Suite à notre précédent titre « SVP : une croissance partagée…. Sinon rien ! (1) » et compte tenu de ses « réserves » quant à l’utilité de la croissance, nous nous interrogerons ici sur les « chances » qu’a le mouvement écologiste d’accéder aux « manettes » … sur la meilleure stratégie qu’il lui faut adopter entre une stratégie franchouillarde d’un rapprochement fusionnel avec la Gauche (socialiste), le « marcher seul » ou celle, plus ambitieuse encore, qui jouerait d’emblée la carte européenne…



Rémi Guillet
Rémi Guillet
La pratique de l’écologie est aussi vieille que l’humanité, le respect de la nature et de l’environnement ayant été la condition sine qua non de la survie de notre espèce pendant de nombreux millénaires… une pratique qui s’est renforcée avec une croyance judéo chrétienne voulant que Dieu ait confié à l’homme la garde de cette part de Sa création….

Ainsi l’écologie a été, comme la prose de Monsieur Jourdain (2), pratiquée sans le savoir…. jusqu’à ce que les grandes découvertes scientifiques et les avancées technologiques des XIX et plus encore celles du XX siècles viennent perturber les esprits (3) …

Fort de ses découvertes et inventions, l’homme a cru pendant quelques décennies qu’il pourrait ou même devait dominer la nature… Aujourd’hui, le doute s’est installé et de plus en plus souvent la conscience collective interpelle… Cependant il est difficile de renoncer au défi de domination qu’offre la perspective scientifique, de désavouer ce qui a été adulé et été à la base de la quête existentielle de nombreuses générations…

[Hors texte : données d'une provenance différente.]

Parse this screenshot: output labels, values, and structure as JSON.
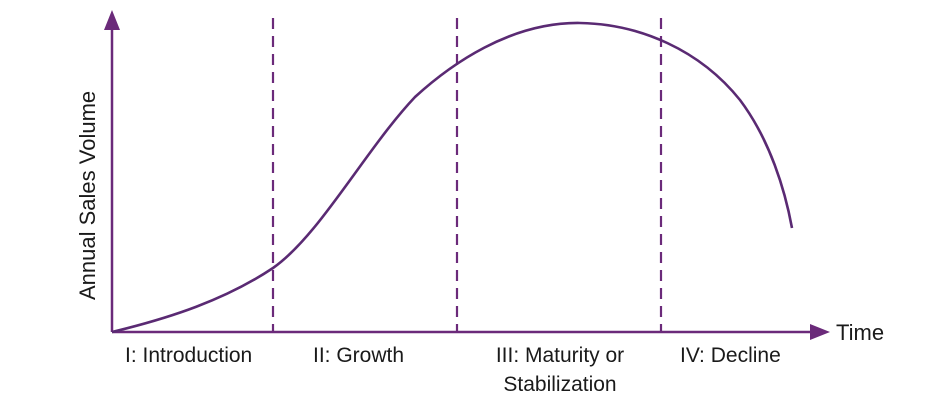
{
  "diagram": {
    "y_axis_label": "Annual Sales Volume",
    "x_axis_label": "Time",
    "stages": [
      {
        "lines": [
          "I: Introduction"
        ]
      },
      {
        "lines": [
          "II: Growth"
        ]
      },
      {
        "lines": [
          "III: Maturity or",
          "Stabilization"
        ]
      },
      {
        "lines": [
          "IV: Decline"
        ]
      }
    ],
    "colors": {
      "axis": "#6b2a7a",
      "curve": "#5a2a73",
      "text": "#1a1a1a"
    }
  }
}
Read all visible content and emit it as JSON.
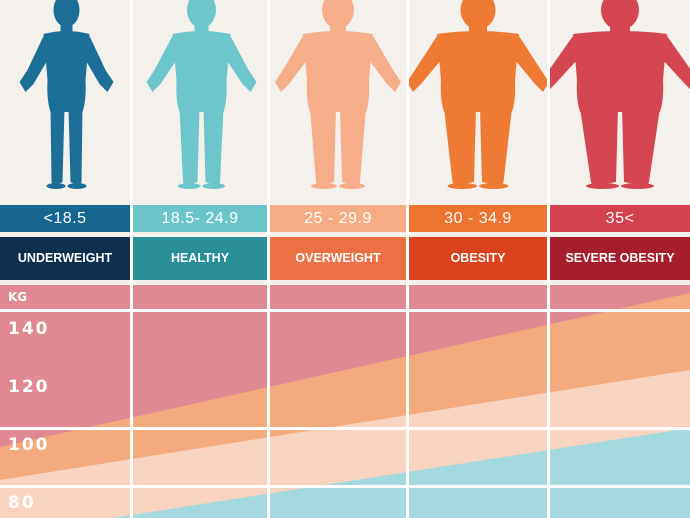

Alors quelles chances a l’écologie de devenir une force de proposition politique dominante dans les démocraties modernes, et plus encore d’accéder au « pouvoir » décisionnel ? Par exemple, en France, le mouvement écologique a-t-il sa place à côté de la Gauche ou de la Droite ? Doit-il être plus humble et se contenter d’être un « supplément d’âme » (4) ici ou là ? Au contraire doit-il avoir de plus grandes ambitions ?


L’écologie politique et le clivage français Gauche / Droite


L’écologie et la Gauche

Ecologie et Gauche ont en commun leur « humanisme » avec sa part d’idéal et d’utopie…
Mouvement enclin à s’unifier sur des bases contestataires, voire à s’unir avec d’autres mouvements d’opposition, le rapprochement de l’écologie avec la Gauche est facilité quand cette dernière n’est pas aux « commandes »…

Dans le même temps, la Gauche reste divisée quant au niveau de priorité à accorder aux exigences écologiques (penser à la taxe carbone)… La Gauche peut aussi être rassemblée mais rétive aux propositions écologiques (penser au dossier nucléaire)…

L’écologie et la Droite

Avoir un engagement à Droite et une sensibilité écologique est aussi possible… Des personnalités politiques sincères et de premier plan peuvent en témoigner aujourd’hui en France.

Foncièrement, le clivage Gauche / Droite et l’écologie n’appartiennent pas au même plan, ne se situent au même niveau ! On a plus ou moins consciemment la sensibilité écologique (ou on ne l’a pas !) bien avant d’être de Gauche ou de Droite…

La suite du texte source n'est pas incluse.